Meski tidak lagi ditemukan keturunan Bawean di kampung itu, sebenarnya, mereka masih ada yang menetap di pulau Singkep. Mereka telah tersebar ke beberapa kampung-kampung lainnya. Saat ini, lokasi yang paling terkenal dengan banyak warga ataupun keturunan Bawean itu sebuah kampung bernama Tangsi Rasip, Singkep Barat. Di sana, warga Bawean banyak yang memilih menjadi petani. Hasil pertanian mereka untuk memenuhi kebutuhan warga Singkep.

Di Batam lain lagi ceritanya. Meski tak lagi berbekas, Kampung Boyan yang berdiri di Jodoh empat dasawarsa lalu, tetap dikenang. Bahkan, saat perkampungan itu pindah ke Seipanas dan berganti nama Baloi Harapan II, tahun 1987 lalu, nama Kampung Boyan tak lekang dimakan waktu. Tanah rawa yang dibuka untuk perkampungan di tahun 1969 silam, itu kini berganti gedung perkantoran dan pusat bisnis, di jalan Imam Bonjol, seberang apartemen Harmoni.

Orang Bawean yang pernah menghuni kawasan itu, hanya bisa mengenang dan bercerita kisah mereka saat pertama kali membabat hutan bakau. Mohammad Ohsi, tetua warga Bawean di Sei Panas menyebutkan, ayahnya bernama membuka kebun di bawah Masjid Baitussyakur sekarang di kawasan Jodoh. Awalnya, hanya rumah Hasan yang berdiri di sana. Lalu, seiring dengan banyaknya warga Bawean yang datang ke Batam, rumah-rumah mulai tumbuh. Kampung baru itu menjadi tujuan hampir semua warga Bawean yang datang ke Batam.

Setahun-dua tahun, perkampungan tak bernama itu mulai ramai. Kemudian, untuk memudahkan penyebutan, dinamailah kampung itu dengan sebutan Kampung Boyan atau kampungnya orang-orang Bawean. “Sebetulnya namanya Kampung Bawean, tapi karena lidahnya orang Melayu susah nyebutnya, jadi namanya Kampung Boyan,”kata Ohsi.

Kampung boyan tumbuh ramai mengalahkan perkampungan di sekitarnya, hingga menarik para pebisnis membuka usaha di sana. Bioskop pertama di Batam, berdinding papan di akhir tahun 1970-an berdiri di Kampung Boyan itu. Gedung tersebut bisa menampung hingga 200-an penonton.

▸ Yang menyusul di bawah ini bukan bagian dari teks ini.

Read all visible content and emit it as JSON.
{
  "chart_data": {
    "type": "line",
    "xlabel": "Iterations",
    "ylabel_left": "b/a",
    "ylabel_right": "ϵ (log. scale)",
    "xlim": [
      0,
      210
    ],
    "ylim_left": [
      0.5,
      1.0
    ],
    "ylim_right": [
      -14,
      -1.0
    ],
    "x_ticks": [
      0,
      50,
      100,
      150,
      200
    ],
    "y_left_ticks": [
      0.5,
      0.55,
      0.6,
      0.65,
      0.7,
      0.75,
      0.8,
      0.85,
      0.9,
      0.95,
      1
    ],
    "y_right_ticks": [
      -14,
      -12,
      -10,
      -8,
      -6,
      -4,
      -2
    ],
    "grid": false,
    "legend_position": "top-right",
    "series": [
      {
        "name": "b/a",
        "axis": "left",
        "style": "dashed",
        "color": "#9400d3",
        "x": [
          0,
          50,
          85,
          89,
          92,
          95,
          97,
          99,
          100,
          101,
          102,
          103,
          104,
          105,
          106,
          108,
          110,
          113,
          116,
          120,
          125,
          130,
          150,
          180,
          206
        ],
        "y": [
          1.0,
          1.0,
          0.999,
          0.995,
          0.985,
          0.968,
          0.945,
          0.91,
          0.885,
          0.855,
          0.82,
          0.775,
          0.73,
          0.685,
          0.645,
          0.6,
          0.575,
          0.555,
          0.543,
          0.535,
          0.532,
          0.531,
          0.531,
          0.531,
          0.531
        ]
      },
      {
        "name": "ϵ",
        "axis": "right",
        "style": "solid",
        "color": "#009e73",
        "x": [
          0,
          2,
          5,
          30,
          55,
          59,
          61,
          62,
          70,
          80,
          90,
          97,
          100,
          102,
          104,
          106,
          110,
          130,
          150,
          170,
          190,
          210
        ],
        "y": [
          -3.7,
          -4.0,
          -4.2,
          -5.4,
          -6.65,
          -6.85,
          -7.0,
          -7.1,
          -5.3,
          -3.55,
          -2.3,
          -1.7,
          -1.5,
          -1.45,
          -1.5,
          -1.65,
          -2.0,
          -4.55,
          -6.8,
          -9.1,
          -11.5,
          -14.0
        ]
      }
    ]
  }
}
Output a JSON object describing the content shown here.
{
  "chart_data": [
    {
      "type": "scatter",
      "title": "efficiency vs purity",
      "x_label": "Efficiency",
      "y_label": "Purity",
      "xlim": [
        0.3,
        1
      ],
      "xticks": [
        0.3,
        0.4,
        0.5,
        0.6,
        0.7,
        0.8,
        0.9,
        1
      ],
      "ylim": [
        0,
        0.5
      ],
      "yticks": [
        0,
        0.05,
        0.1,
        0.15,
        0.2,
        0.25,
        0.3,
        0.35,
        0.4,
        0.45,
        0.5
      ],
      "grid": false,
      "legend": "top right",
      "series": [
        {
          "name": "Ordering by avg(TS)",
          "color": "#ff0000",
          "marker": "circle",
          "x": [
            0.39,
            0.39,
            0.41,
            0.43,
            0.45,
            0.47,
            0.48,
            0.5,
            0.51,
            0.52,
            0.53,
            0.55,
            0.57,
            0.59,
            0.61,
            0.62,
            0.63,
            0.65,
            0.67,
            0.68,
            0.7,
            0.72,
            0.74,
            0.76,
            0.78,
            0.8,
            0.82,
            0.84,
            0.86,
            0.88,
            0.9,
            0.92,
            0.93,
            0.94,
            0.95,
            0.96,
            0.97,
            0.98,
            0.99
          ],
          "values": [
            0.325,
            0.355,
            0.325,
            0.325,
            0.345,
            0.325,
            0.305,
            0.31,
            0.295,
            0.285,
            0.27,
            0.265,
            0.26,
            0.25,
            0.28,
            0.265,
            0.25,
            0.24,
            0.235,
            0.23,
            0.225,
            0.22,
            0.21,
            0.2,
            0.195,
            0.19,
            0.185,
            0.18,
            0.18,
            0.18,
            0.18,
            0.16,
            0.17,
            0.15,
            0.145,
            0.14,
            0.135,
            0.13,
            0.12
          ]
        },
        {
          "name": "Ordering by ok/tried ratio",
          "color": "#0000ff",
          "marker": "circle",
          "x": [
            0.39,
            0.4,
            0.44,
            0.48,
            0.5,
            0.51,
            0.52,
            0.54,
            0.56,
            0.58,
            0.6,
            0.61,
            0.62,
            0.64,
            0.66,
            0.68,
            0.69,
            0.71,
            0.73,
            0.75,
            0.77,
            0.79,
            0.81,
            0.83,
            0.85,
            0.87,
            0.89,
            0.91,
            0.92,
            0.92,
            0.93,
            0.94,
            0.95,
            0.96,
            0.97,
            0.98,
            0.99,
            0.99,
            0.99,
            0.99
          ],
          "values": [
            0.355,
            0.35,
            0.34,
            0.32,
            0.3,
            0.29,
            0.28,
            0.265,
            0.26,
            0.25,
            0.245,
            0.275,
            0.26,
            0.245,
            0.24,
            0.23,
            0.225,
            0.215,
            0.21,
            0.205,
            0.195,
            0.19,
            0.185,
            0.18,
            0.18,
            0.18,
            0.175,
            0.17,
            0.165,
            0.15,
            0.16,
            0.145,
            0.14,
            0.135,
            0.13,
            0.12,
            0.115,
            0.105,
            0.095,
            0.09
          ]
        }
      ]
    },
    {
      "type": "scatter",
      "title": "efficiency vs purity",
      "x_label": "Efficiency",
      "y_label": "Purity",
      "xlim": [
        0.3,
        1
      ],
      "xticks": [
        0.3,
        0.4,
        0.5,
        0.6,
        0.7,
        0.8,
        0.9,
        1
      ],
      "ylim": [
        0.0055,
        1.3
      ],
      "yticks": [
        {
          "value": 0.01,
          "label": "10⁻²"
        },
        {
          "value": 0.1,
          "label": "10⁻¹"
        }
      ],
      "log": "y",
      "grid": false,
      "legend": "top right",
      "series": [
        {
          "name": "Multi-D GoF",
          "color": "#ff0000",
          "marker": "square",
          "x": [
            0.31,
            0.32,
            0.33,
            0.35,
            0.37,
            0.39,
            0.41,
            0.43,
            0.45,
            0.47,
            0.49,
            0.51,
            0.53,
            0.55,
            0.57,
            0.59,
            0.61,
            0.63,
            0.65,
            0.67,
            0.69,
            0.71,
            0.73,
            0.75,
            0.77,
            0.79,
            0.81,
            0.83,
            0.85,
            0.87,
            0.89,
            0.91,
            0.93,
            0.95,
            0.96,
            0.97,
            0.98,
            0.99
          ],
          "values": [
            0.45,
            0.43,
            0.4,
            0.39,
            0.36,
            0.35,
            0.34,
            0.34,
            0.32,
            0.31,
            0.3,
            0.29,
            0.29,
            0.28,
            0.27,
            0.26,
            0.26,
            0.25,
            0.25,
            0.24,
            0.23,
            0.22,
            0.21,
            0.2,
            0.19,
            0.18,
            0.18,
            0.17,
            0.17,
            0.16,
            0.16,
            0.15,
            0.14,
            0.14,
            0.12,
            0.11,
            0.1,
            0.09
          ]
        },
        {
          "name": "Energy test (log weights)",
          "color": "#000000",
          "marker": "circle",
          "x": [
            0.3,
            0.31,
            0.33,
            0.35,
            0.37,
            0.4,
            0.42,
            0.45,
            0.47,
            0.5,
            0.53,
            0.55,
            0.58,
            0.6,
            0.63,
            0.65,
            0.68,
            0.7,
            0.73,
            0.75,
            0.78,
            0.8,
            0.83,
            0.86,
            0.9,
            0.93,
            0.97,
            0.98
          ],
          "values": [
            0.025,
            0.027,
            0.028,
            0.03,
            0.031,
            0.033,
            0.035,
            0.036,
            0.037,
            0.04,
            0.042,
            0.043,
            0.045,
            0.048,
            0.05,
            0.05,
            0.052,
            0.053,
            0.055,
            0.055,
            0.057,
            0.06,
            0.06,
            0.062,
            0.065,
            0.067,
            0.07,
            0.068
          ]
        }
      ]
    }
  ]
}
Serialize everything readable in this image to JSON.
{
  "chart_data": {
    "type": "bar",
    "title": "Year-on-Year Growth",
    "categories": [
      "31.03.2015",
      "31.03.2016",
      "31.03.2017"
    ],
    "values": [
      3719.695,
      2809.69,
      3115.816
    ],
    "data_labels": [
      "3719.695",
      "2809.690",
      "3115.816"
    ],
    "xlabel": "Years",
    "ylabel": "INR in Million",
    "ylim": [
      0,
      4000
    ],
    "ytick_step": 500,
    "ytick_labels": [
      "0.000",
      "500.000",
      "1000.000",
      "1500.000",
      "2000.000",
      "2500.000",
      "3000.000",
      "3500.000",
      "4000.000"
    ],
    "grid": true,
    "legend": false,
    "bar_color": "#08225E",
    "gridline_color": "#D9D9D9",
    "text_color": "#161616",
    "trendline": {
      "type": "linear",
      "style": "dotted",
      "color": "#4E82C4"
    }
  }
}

Seiring dengan pertumbuhan Batam yang menjelma menjadi kawasan industri, Kampung Boyan mulai tergerus laju pembangunan. Kampung itu, juga sering dilanda kebakaran. Hingga penduduk di sana berinisiatif pindah.
Maka, dipimpin Ohsi, warga Bawean mencari lokasi yang pas untuk tempat tinggal baru. Maka, dipilihlah hutan di dekat Kampung Melayu Seipanas, sebagai lokasi baru. Namun, untuk menjadikan hutan itu sebagai perkampungan, bukanlah mudah. Warga Bawean harus mendapatkan izin dari Otorita Batam, karena Otorita Batamlah badan yang mengelola Batam.

Saat perkampungan baru itu berdiri, di kanan kirinya sudah muncul perkampungan lain. Ada Baloi Harapan, ada Kampung Melayu dan lainnya. Agar kampung baru itu juga punya nama, ada warga yang mengusulkan agar kampung tersebut tetap dinamai Kampung Boyan. Tapi, usulan itu tak terwujud. ”Kami tak ingin tampil ekslusif. Kami ingin sama saja dengan perkampungan sebelah, makanya kampung ini dinamai Baloi Harapan II, Seipanas,” kata Ohsi.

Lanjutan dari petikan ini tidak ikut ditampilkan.